Strabone diceva che uno scoiattolo poteva attraversare la penisola iberica saltando da un albero all’altro. Oggi l’immagine valida sarebbe questa: qualcuno potrebbe spiegare la storia recente della Spagna saltando di rotonda in rotonda.
Quella di Villanueva de la Cañada ha erba, asfalto, un attraversamento pedonale e 119 tombe. Ma ha anche qualcosa di difficile da trovare in qualsiasi altra città del mondo: un cimitero all’interno di una rotatoria. Si chiama Cimitero di Cristo, anche se probabilmente nemmeno gli abitanti del luogo saprebbero chiamarlo con questo nome. Per loro è semplicemente il cimitero della rotonda. O il cimitero della rotonda. A seconda di come lo si guarda.
Perché si installa una rotatoria in un cimitero?
In realtà, la storia è meno stravagante di quanto sembri. Il cimitero è stato inaugurato nel 1933, quando Villanueva de la Cañada era poco più di un puntino sulla mappa.
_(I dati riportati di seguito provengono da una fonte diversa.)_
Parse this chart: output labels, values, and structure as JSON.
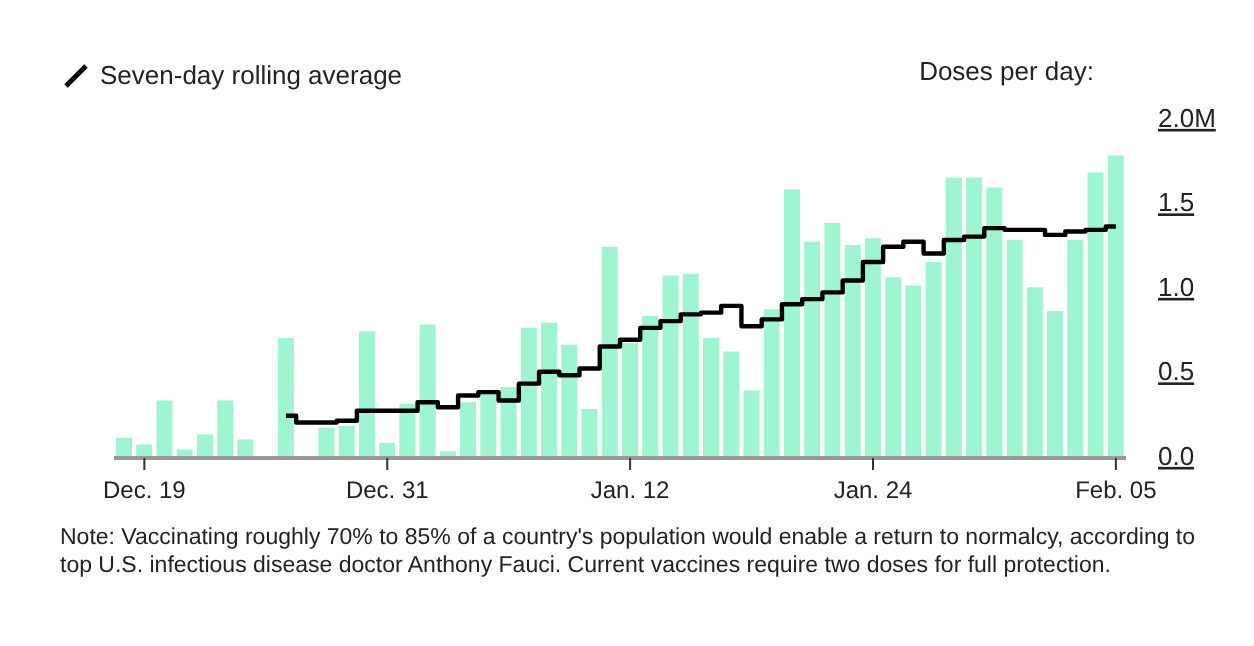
{
  "chart_data": {
    "type": "bar",
    "ylabel": "Doses per day:",
    "legend": "top left",
    "annotations": [
      "Note: Vaccinating roughly 70% to 85% of a country's population would enable a return to normalcy, according to top U.S. infectious disease doctor Anthony Fauci. Current vaccines require two doses for full protection."
    ],
    "categories": [
      null,
      "Dec. 19",
      null,
      null,
      null,
      null,
      null,
      null,
      null,
      null,
      null,
      null,
      null,
      "Dec. 31",
      null,
      null,
      null,
      null,
      null,
      null,
      null,
      null,
      null,
      null,
      null,
      "Jan. 12",
      null,
      null,
      null,
      null,
      null,
      null,
      null,
      null,
      null,
      null,
      null,
      "Jan. 24",
      null,
      null,
      null,
      null,
      null,
      null,
      null,
      null,
      null,
      null,
      null,
      "Feb. 05"
    ],
    "ylim": [
      0,
      2
    ],
    "yticks": [
      {
        "value": 0,
        "label": "0.0"
      },
      {
        "value": 0.5,
        "label": "0.5"
      },
      {
        "value": 1,
        "label": "1.0"
      },
      {
        "value": 1.5,
        "label": "1.5"
      },
      {
        "value": 2,
        "label": "2.0M"
      }
    ],
    "series": [
      {
        "color": "#9ef5d2",
        "values": [
          0.12,
          0.08,
          0.34,
          0.05,
          0.14,
          0.34,
          0.11,
          null,
          0.71,
          null,
          0.18,
          0.19,
          0.75,
          0.09,
          0.32,
          0.79,
          0.04,
          0.33,
          0.39,
          0.42,
          0.77,
          0.8,
          0.67,
          0.29,
          1.25,
          0.68,
          0.84,
          1.08,
          1.09,
          0.71,
          0.63,
          0.4,
          0.88,
          1.59,
          1.28,
          1.39,
          1.26,
          1.3,
          1.07,
          1.02,
          1.16,
          1.66,
          1.66,
          1.6,
          1.29,
          1.01,
          0.87,
          1.29,
          1.69,
          1.79
        ]
      },
      {
        "type": "step",
        "name": "Seven-day rolling average",
        "color": "#000000",
        "values": [
          null,
          null,
          null,
          null,
          null,
          null,
          null,
          null,
          0.25,
          0.21,
          0.21,
          0.22,
          0.28,
          0.28,
          0.28,
          0.33,
          0.3,
          0.37,
          0.39,
          0.34,
          0.44,
          0.51,
          0.49,
          0.53,
          0.66,
          0.7,
          0.77,
          0.81,
          0.85,
          0.86,
          0.9,
          0.78,
          0.82,
          0.91,
          0.94,
          0.98,
          1.05,
          1.16,
          1.25,
          1.28,
          1.21,
          1.29,
          1.31,
          1.36,
          1.35,
          1.35,
          1.32,
          1.34,
          1.35,
          1.37
        ]
      }
    ]
  }
}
Negli anni 2000, quando il comune iniziò a espandersi senza alcun controllo urbanistico – come tutta la Madrid metropolitana in quel decennio – la città crebbe intorno al cimitero.
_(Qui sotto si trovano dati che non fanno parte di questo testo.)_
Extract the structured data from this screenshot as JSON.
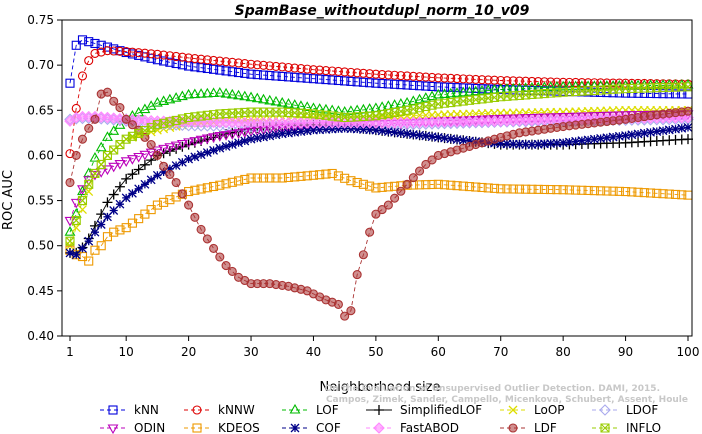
{
  "chart_data": {
    "type": "line",
    "title": "SpamBase_withoutdupl_norm_10_v09",
    "xlabel": "Neighborhood size",
    "ylabel": "ROC AUC",
    "xlim": [
      1,
      100
    ],
    "ylim": [
      0.4,
      0.75
    ],
    "xticks": [
      1,
      10,
      20,
      30,
      40,
      50,
      60,
      70,
      80,
      90,
      100
    ],
    "yticks": [
      "0.40",
      "0.45",
      "0.50",
      "0.55",
      "0.60",
      "0.65",
      "0.70",
      "0.75"
    ],
    "watermark": [
      "Campos, Zimek, Sander, Campello, Micenkova, Schubert, Assent, Houle",
      "On the Evaluation of Unsupervised Outlier Detection. DAMI, 2015."
    ],
    "series": [
      {
        "name": "kNN",
        "color": "#0000dd",
        "marker": "square",
        "dash": "4,3",
        "points": [
          [
            1,
            0.68
          ],
          [
            2,
            0.722
          ],
          [
            3,
            0.728
          ],
          [
            4,
            0.726
          ],
          [
            5,
            0.724
          ],
          [
            7,
            0.72
          ],
          [
            10,
            0.714
          ],
          [
            15,
            0.706
          ],
          [
            20,
            0.699
          ],
          [
            30,
            0.69
          ],
          [
            40,
            0.685
          ],
          [
            50,
            0.68
          ],
          [
            60,
            0.676
          ],
          [
            70,
            0.673
          ],
          [
            80,
            0.671
          ],
          [
            90,
            0.669
          ],
          [
            100,
            0.668
          ]
        ]
      },
      {
        "name": "kNNW",
        "color": "#dd0000",
        "marker": "circle",
        "dash": "4,3",
        "points": [
          [
            1,
            0.602
          ],
          [
            2,
            0.652
          ],
          [
            3,
            0.688
          ],
          [
            4,
            0.705
          ],
          [
            5,
            0.713
          ],
          [
            7,
            0.716
          ],
          [
            10,
            0.715
          ],
          [
            15,
            0.712
          ],
          [
            20,
            0.708
          ],
          [
            30,
            0.701
          ],
          [
            40,
            0.695
          ],
          [
            50,
            0.69
          ],
          [
            60,
            0.686
          ],
          [
            70,
            0.683
          ],
          [
            80,
            0.681
          ],
          [
            90,
            0.68
          ],
          [
            100,
            0.679
          ]
        ]
      },
      {
        "name": "LOF",
        "color": "#00bb00",
        "marker": "triangle",
        "dash": "4,3",
        "points": [
          [
            1,
            0.515
          ],
          [
            2,
            0.535
          ],
          [
            3,
            0.56
          ],
          [
            4,
            0.58
          ],
          [
            5,
            0.597
          ],
          [
            7,
            0.62
          ],
          [
            10,
            0.64
          ],
          [
            15,
            0.658
          ],
          [
            20,
            0.667
          ],
          [
            25,
            0.669
          ],
          [
            30,
            0.664
          ],
          [
            35,
            0.658
          ],
          [
            40,
            0.652
          ],
          [
            45,
            0.648
          ],
          [
            50,
            0.652
          ],
          [
            55,
            0.658
          ],
          [
            60,
            0.667
          ],
          [
            70,
            0.673
          ],
          [
            80,
            0.676
          ],
          [
            90,
            0.677
          ],
          [
            100,
            0.678
          ]
        ]
      },
      {
        "name": "SimplifiedLOF",
        "color": "#000000",
        "marker": "plus",
        "dash": "",
        "points": [
          [
            1,
            0.492
          ],
          [
            2,
            0.492
          ],
          [
            3,
            0.498
          ],
          [
            4,
            0.508
          ],
          [
            5,
            0.522
          ],
          [
            7,
            0.548
          ],
          [
            10,
            0.574
          ],
          [
            15,
            0.6
          ],
          [
            20,
            0.612
          ],
          [
            25,
            0.622
          ],
          [
            30,
            0.63
          ],
          [
            35,
            0.632
          ],
          [
            40,
            0.634
          ],
          [
            45,
            0.632
          ],
          [
            50,
            0.628
          ],
          [
            55,
            0.624
          ],
          [
            60,
            0.62
          ],
          [
            65,
            0.616
          ],
          [
            70,
            0.612
          ],
          [
            75,
            0.612
          ],
          [
            80,
            0.612
          ],
          [
            90,
            0.614
          ],
          [
            100,
            0.618
          ]
        ]
      },
      {
        "name": "LoOP",
        "color": "#dddd00",
        "marker": "x",
        "dash": "4,3",
        "points": [
          [
            1,
            0.5
          ],
          [
            2,
            0.52
          ],
          [
            3,
            0.54
          ],
          [
            4,
            0.56
          ],
          [
            5,
            0.58
          ],
          [
            7,
            0.6
          ],
          [
            10,
            0.618
          ],
          [
            15,
            0.628
          ],
          [
            20,
            0.635
          ],
          [
            30,
            0.64
          ],
          [
            40,
            0.642
          ],
          [
            50,
            0.643
          ],
          [
            60,
            0.645
          ],
          [
            70,
            0.647
          ],
          [
            80,
            0.648
          ],
          [
            90,
            0.65
          ],
          [
            100,
            0.65
          ]
        ]
      },
      {
        "name": "LDOF",
        "color": "#aaaaee",
        "marker": "diamond",
        "dash": "4,3",
        "points": [
          [
            1,
            0.64
          ],
          [
            3,
            0.641
          ],
          [
            5,
            0.641
          ],
          [
            7,
            0.64
          ],
          [
            10,
            0.638
          ],
          [
            15,
            0.635
          ],
          [
            20,
            0.633
          ],
          [
            30,
            0.632
          ],
          [
            40,
            0.632
          ],
          [
            50,
            0.633
          ],
          [
            60,
            0.635
          ],
          [
            70,
            0.637
          ],
          [
            80,
            0.638
          ],
          [
            90,
            0.639
          ],
          [
            100,
            0.64
          ]
        ]
      },
      {
        "name": "ODIN",
        "color": "#bb00bb",
        "marker": "triangle-down",
        "dash": "4,3",
        "points": [
          [
            1,
            0.528
          ],
          [
            2,
            0.548
          ],
          [
            3,
            0.563
          ],
          [
            4,
            0.573
          ],
          [
            5,
            0.579
          ],
          [
            7,
            0.585
          ],
          [
            10,
            0.594
          ],
          [
            15,
            0.606
          ],
          [
            20,
            0.615
          ],
          [
            25,
            0.622
          ],
          [
            30,
            0.627
          ],
          [
            35,
            0.631
          ],
          [
            40,
            0.633
          ],
          [
            45,
            0.634
          ],
          [
            50,
            0.635
          ],
          [
            55,
            0.636
          ],
          [
            60,
            0.638
          ],
          [
            70,
            0.641
          ],
          [
            80,
            0.643
          ],
          [
            90,
            0.645
          ],
          [
            100,
            0.646
          ]
        ]
      },
      {
        "name": "KDEOS",
        "color": "#ee9900",
        "marker": "square",
        "dash": "4,3",
        "points": [
          [
            1,
            0.495
          ],
          [
            2,
            0.49
          ],
          [
            3,
            0.488
          ],
          [
            4,
            0.483
          ],
          [
            5,
            0.495
          ],
          [
            6,
            0.5
          ],
          [
            7,
            0.51
          ],
          [
            8,
            0.515
          ],
          [
            10,
            0.52
          ],
          [
            12,
            0.53
          ],
          [
            15,
            0.545
          ],
          [
            20,
            0.56
          ],
          [
            25,
            0.567
          ],
          [
            30,
            0.575
          ],
          [
            35,
            0.575
          ],
          [
            40,
            0.578
          ],
          [
            43,
            0.58
          ],
          [
            46,
            0.572
          ],
          [
            50,
            0.564
          ],
          [
            55,
            0.567
          ],
          [
            60,
            0.568
          ],
          [
            70,
            0.563
          ],
          [
            80,
            0.562
          ],
          [
            90,
            0.56
          ],
          [
            100,
            0.556
          ]
        ]
      },
      {
        "name": "COF",
        "color": "#000088",
        "marker": "asterisk",
        "dash": "4,3",
        "points": [
          [
            1,
            0.492
          ],
          [
            2,
            0.49
          ],
          [
            3,
            0.497
          ],
          [
            4,
            0.505
          ],
          [
            5,
            0.515
          ],
          [
            7,
            0.532
          ],
          [
            10,
            0.553
          ],
          [
            15,
            0.578
          ],
          [
            20,
            0.596
          ],
          [
            25,
            0.608
          ],
          [
            30,
            0.618
          ],
          [
            35,
            0.624
          ],
          [
            40,
            0.628
          ],
          [
            45,
            0.63
          ],
          [
            50,
            0.628
          ],
          [
            55,
            0.624
          ],
          [
            60,
            0.62
          ],
          [
            65,
            0.616
          ],
          [
            70,
            0.613
          ],
          [
            75,
            0.612
          ],
          [
            80,
            0.614
          ],
          [
            90,
            0.622
          ],
          [
            100,
            0.631
          ]
        ]
      },
      {
        "name": "FastABOD",
        "color": "#ff88ff",
        "marker": "diamond-filled",
        "dash": "4,3",
        "points": [
          [
            1,
            0.638
          ],
          [
            2,
            0.642
          ],
          [
            3,
            0.643
          ],
          [
            5,
            0.643
          ],
          [
            7,
            0.642
          ],
          [
            10,
            0.64
          ],
          [
            15,
            0.638
          ],
          [
            20,
            0.637
          ],
          [
            30,
            0.636
          ],
          [
            40,
            0.636
          ],
          [
            50,
            0.636
          ],
          [
            60,
            0.637
          ],
          [
            70,
            0.638
          ],
          [
            80,
            0.64
          ],
          [
            90,
            0.641
          ],
          [
            100,
            0.642
          ]
        ]
      },
      {
        "name": "LDF",
        "color": "#aa3333",
        "marker": "circle-filled",
        "dash": "4,3",
        "points": [
          [
            1,
            0.57
          ],
          [
            2,
            0.6
          ],
          [
            3,
            0.618
          ],
          [
            4,
            0.63
          ],
          [
            5,
            0.64
          ],
          [
            6,
            0.668
          ],
          [
            7,
            0.67
          ],
          [
            8,
            0.66
          ],
          [
            9,
            0.653
          ],
          [
            10,
            0.64
          ],
          [
            12,
            0.628
          ],
          [
            14,
            0.612
          ],
          [
            16,
            0.588
          ],
          [
            18,
            0.57
          ],
          [
            20,
            0.545
          ],
          [
            22,
            0.518
          ],
          [
            24,
            0.497
          ],
          [
            26,
            0.478
          ],
          [
            28,
            0.465
          ],
          [
            30,
            0.458
          ],
          [
            33,
            0.458
          ],
          [
            36,
            0.455
          ],
          [
            39,
            0.45
          ],
          [
            42,
            0.44
          ],
          [
            44,
            0.435
          ],
          [
            45,
            0.422
          ],
          [
            46,
            0.428
          ],
          [
            47,
            0.468
          ],
          [
            48,
            0.49
          ],
          [
            49,
            0.515
          ],
          [
            50,
            0.535
          ],
          [
            52,
            0.545
          ],
          [
            55,
            0.568
          ],
          [
            58,
            0.59
          ],
          [
            60,
            0.6
          ],
          [
            63,
            0.606
          ],
          [
            66,
            0.612
          ],
          [
            68,
            0.616
          ],
          [
            70,
            0.62
          ],
          [
            73,
            0.625
          ],
          [
            76,
            0.628
          ],
          [
            80,
            0.632
          ],
          [
            85,
            0.636
          ],
          [
            90,
            0.64
          ],
          [
            95,
            0.645
          ],
          [
            100,
            0.649
          ]
        ]
      },
      {
        "name": "INFLO",
        "color": "#99cc00",
        "marker": "square-x",
        "dash": "4,3",
        "points": [
          [
            1,
            0.505
          ],
          [
            2,
            0.528
          ],
          [
            3,
            0.55
          ],
          [
            4,
            0.568
          ],
          [
            5,
            0.58
          ],
          [
            7,
            0.6
          ],
          [
            10,
            0.618
          ],
          [
            15,
            0.634
          ],
          [
            20,
            0.642
          ],
          [
            25,
            0.646
          ],
          [
            30,
            0.648
          ],
          [
            35,
            0.648
          ],
          [
            40,
            0.646
          ],
          [
            45,
            0.642
          ],
          [
            50,
            0.644
          ],
          [
            55,
            0.65
          ],
          [
            60,
            0.657
          ],
          [
            70,
            0.665
          ],
          [
            80,
            0.67
          ],
          [
            90,
            0.674
          ],
          [
            100,
            0.676
          ]
        ]
      }
    ]
  }
}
La soluzione fu pratica, funzionale e strana in parti uguali: la strada lo circondò e lo trasformò in una rotatoria.
Ma non si tratta di una rotatoria qualsiasi. Qui è stato installato il primo attraversamento pedonale che ha attraversato una rotatoria in Spagna. E la gente del posto la usa ancora per lasciare fiori. In altre parole: è una rotatoria, ma anche un luogo di lutto. È uno spazio pubblico e un luogo sacro. È l’incrocio perfetto tra logistica urbana e memoria collettiva.
Dal 2002 non vi è più stato sepolto nessuno. Il Comune ha in programma di smantellare le 119 tombe e i 14 loculi che ancora costeggiano il traffico, secondo quanto riportato da El País nel 2021. Ma questo è un “obiettivo a lungo termine”, come si dice quando non si sa se si realizzerà.
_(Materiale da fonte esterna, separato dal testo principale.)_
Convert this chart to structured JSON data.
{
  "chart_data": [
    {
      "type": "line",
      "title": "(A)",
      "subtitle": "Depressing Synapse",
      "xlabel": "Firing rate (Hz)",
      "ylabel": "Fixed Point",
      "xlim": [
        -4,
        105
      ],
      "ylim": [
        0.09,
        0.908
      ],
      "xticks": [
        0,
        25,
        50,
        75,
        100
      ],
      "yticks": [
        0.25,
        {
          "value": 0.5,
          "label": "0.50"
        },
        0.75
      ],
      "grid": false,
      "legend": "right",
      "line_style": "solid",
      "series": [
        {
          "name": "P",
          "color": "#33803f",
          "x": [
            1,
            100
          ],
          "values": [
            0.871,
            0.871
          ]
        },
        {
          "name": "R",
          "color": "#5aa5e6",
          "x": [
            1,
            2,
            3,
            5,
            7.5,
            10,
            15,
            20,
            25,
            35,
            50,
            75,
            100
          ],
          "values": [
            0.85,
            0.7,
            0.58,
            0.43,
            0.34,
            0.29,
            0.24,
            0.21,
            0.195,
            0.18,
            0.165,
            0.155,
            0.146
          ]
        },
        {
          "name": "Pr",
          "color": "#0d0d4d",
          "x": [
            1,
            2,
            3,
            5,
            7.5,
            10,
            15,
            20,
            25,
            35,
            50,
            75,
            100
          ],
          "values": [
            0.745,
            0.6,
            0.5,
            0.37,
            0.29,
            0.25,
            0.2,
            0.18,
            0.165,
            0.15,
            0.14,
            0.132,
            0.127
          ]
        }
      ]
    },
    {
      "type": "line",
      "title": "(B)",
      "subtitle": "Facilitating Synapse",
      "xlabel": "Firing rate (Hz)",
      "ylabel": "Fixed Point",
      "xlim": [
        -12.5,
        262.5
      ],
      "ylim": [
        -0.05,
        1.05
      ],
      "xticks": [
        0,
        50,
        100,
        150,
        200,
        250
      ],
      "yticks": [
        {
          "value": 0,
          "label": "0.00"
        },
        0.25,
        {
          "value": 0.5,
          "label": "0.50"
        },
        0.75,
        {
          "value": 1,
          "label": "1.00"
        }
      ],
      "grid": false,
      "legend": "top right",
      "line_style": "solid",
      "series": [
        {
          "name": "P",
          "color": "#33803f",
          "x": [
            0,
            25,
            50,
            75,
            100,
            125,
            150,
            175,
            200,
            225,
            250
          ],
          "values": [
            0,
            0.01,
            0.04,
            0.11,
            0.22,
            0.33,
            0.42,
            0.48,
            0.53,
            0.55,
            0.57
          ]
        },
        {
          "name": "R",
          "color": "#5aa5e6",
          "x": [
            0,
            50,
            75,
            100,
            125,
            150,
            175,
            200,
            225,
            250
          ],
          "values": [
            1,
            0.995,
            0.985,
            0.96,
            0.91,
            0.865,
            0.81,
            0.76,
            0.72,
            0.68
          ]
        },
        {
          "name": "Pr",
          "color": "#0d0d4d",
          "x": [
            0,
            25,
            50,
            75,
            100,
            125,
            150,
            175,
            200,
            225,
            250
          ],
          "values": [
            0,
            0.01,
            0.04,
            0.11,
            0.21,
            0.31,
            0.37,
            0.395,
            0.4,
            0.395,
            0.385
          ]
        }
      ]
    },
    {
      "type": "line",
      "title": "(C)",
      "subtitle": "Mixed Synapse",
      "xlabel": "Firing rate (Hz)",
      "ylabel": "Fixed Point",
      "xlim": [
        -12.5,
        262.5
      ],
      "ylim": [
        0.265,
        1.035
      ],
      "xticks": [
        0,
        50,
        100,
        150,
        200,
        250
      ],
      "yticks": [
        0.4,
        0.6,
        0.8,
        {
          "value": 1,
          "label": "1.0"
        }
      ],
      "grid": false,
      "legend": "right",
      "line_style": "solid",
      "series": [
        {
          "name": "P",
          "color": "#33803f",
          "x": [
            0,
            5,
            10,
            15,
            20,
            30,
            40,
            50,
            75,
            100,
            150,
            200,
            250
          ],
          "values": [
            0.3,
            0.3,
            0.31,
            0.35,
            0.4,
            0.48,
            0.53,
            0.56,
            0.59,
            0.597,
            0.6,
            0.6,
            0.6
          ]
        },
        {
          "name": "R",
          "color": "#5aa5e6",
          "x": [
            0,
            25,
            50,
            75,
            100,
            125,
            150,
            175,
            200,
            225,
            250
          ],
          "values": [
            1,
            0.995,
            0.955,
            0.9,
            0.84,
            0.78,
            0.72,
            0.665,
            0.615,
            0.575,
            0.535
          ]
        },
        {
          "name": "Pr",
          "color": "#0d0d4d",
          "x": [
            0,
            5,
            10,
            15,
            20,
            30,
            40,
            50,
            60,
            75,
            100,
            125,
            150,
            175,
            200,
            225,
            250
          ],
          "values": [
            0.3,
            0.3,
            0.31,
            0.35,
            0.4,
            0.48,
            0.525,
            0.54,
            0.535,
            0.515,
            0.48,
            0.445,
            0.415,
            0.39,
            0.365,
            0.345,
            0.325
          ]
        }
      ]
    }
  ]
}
Madrid e il suo rapporto mortuario
Madrid è una necropoli. Non lo dico io, lo dicono le prove. Dove oggi si trova la fioreria El Ángel del Jardín, nel pieno centro della città, si trovavano le ossa di Lope de Vega. Le veglie funebri si tenevano all’Ateneo. E in qualsiasi strada del centro, da Lavapiés a Malasaña, sono stati trovati resti. Come ha scritto la giornalista Nieves Concostrina, è difficile chiamare le cose con il loro nome.
È difficile dire “cimitero” o “sepoltura” senza addolcirlo con parole meno enfatiche. Ma questo è ciò che è: una città – e quale non lo è – costruita sui suoi morti. E una rotonda che riassume tutto.